When he finally returned home in 1996, the West Indies were no nearer solving their problem at the top of the order. As one candidate after another was tried and found wanting, Lambert continued accumulating consistent scores for Guyana.

As was the case in 1991, when he was summoned from the league after the chosen opener Phil Simmons was so badly injured he had to withdraw, Lambert's belated recall has again come by default. The continuing failure of Sherwin Campbell and Stuart Williams to provide prosperous beginnings finally led the selectors to desperate measures and, aged 36, Lambert was reinstated.

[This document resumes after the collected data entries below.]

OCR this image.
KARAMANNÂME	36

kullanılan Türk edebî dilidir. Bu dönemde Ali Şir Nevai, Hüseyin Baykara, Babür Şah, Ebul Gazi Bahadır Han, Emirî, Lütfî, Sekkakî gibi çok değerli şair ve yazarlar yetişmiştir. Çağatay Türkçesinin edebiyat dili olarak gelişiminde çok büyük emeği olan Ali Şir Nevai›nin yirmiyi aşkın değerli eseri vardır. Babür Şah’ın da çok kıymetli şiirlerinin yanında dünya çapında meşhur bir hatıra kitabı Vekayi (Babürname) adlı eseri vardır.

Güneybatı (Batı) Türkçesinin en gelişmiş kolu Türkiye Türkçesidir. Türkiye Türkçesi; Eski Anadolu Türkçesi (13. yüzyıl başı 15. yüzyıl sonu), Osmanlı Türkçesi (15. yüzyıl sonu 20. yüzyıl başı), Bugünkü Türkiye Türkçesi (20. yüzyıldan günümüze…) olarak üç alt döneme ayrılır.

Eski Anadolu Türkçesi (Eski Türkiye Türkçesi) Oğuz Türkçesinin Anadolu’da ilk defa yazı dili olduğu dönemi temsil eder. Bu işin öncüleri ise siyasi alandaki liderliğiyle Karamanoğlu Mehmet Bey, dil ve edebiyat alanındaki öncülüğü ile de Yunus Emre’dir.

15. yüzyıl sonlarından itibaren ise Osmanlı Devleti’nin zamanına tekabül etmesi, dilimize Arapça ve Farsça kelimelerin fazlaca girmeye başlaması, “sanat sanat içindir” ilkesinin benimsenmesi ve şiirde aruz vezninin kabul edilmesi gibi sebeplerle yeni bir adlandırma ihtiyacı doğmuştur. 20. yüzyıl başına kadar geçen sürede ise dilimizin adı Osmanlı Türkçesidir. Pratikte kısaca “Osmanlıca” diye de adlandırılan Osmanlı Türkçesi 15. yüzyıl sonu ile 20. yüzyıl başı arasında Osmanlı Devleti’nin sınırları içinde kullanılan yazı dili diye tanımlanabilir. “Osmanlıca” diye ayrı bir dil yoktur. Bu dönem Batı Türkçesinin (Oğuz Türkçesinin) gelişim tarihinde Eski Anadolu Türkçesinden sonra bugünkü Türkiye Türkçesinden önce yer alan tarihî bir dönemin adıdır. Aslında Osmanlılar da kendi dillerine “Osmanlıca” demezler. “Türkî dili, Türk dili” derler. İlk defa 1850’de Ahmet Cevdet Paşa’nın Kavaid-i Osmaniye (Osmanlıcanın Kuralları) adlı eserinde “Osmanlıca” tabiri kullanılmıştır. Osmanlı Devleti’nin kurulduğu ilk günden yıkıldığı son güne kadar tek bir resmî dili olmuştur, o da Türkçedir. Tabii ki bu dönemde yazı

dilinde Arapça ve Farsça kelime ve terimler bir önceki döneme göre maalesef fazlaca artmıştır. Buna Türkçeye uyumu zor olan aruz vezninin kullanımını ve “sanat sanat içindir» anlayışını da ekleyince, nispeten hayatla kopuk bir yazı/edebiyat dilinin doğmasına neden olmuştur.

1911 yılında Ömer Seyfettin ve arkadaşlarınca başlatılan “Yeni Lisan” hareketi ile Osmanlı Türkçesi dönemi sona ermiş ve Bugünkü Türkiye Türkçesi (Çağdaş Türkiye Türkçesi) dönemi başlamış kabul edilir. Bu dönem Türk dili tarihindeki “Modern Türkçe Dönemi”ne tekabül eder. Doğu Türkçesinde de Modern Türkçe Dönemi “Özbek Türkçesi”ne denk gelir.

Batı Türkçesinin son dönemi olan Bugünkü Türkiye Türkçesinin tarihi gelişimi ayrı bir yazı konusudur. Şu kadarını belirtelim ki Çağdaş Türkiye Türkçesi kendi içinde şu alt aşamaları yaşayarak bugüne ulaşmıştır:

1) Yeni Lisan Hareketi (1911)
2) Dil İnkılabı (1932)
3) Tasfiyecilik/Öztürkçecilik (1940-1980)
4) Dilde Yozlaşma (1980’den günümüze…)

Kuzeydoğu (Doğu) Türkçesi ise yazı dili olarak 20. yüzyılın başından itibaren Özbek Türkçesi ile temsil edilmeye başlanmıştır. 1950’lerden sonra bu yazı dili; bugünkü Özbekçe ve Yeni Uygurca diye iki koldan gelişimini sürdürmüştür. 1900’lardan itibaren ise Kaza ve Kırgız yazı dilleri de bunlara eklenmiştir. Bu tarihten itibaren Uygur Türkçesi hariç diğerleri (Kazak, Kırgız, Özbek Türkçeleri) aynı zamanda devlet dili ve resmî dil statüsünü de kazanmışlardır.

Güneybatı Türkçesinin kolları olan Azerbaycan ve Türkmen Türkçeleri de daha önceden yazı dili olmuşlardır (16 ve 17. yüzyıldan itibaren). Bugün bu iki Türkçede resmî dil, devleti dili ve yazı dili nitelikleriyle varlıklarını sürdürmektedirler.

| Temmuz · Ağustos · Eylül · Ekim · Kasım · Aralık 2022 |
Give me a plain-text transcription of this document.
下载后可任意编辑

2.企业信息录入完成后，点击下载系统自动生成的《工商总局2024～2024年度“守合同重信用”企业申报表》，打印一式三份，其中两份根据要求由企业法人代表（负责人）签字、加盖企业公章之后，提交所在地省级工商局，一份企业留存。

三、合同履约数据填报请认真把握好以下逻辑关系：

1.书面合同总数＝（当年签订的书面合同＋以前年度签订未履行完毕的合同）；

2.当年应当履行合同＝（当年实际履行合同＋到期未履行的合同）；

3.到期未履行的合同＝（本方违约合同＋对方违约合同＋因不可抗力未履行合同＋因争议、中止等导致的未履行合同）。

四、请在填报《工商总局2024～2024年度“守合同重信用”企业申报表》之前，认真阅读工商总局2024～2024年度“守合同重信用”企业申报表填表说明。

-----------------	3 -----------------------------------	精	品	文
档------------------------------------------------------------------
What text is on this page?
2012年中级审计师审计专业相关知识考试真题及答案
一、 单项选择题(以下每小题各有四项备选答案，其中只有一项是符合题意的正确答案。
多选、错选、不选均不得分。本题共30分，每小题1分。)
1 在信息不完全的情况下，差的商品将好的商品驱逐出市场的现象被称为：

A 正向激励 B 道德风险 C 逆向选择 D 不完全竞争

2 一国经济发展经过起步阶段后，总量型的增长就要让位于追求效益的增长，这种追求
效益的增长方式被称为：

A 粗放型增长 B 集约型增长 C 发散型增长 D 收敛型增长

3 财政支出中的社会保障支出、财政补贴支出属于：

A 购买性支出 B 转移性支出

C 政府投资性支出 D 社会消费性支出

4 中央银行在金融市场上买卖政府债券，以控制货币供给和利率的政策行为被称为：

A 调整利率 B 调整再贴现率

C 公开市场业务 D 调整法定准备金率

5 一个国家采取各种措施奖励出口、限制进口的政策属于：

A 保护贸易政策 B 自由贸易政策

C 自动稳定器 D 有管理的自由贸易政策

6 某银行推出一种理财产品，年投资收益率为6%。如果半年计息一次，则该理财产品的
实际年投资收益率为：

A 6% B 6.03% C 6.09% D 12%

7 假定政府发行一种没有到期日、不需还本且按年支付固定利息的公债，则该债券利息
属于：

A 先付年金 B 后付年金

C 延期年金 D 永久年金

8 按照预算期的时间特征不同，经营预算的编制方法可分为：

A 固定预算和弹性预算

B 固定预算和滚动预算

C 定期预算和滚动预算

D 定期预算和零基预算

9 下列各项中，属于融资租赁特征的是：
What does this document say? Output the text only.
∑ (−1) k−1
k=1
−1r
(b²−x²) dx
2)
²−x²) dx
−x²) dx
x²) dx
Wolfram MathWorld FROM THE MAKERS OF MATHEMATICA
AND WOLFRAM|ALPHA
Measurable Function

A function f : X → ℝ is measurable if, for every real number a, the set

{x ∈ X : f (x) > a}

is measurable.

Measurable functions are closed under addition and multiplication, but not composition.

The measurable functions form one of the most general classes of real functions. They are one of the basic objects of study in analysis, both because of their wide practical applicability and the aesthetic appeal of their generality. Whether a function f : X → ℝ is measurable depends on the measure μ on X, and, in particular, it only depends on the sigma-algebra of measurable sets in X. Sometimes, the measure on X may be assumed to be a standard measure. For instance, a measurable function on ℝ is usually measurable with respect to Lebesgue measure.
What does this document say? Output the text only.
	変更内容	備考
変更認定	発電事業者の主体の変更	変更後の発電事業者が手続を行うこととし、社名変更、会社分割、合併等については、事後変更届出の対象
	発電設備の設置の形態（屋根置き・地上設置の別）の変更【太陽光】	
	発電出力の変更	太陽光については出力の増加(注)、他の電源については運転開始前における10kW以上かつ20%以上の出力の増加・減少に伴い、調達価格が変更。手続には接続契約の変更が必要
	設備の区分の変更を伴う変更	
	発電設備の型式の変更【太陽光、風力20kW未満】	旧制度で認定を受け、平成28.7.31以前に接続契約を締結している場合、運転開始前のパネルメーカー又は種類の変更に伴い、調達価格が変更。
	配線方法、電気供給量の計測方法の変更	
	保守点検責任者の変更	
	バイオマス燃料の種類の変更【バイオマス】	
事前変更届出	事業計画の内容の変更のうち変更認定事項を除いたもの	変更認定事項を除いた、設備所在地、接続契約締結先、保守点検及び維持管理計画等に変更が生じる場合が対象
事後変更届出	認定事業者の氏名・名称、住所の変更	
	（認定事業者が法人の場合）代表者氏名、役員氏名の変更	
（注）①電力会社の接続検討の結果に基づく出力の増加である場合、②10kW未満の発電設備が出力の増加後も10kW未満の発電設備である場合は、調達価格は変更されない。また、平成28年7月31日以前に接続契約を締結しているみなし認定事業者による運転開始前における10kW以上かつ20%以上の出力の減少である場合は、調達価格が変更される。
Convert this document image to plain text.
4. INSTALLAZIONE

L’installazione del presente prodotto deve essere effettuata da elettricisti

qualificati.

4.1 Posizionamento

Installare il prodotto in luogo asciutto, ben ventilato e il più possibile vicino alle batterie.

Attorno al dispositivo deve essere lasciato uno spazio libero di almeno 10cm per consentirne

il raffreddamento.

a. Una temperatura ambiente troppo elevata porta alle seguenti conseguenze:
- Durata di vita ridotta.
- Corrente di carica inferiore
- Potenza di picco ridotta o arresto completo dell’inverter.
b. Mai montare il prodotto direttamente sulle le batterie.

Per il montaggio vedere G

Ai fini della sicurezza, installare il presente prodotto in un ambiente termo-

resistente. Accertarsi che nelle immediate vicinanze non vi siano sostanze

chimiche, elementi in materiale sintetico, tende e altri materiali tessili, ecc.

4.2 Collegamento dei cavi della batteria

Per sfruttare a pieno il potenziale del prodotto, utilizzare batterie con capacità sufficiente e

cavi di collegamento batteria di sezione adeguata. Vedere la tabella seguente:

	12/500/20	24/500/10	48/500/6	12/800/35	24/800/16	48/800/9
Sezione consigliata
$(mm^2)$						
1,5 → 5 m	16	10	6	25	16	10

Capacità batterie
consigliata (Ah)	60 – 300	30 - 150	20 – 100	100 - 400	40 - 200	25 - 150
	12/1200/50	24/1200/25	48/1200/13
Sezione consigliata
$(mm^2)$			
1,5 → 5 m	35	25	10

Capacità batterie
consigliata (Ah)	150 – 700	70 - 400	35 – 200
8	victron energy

He and the other recycled opener, Philo Wallace, have given new life to the shaky West Indies batting with their swashbuckling approach. Lambert is nothing if not determined. There is a lot clearly wrong with his technique - his ungainly stance at the crease for starters. But he is comfortable with it, acknowledges his limitations and tries little that he knows to be beyond him. He simply waits on the back foot for anything short and wide and hammers it with the muscular power of his shoulders and forearms.

His capacity for converting flying starts into big scores has long since been established in the West Indies. He was far from his best in compiling his maiden Test 100, surviving four chances to the greasy fingered England fielders and finding himself occasionally bogged down. But he never lost focus.

That his partners, first Wallace and then Brian Lara, were in such commanding form eased much of the pressure for him. The West Indies were after quick runs and, had they not been coming at the opposite end Lambert would have had to be more positive in his approach.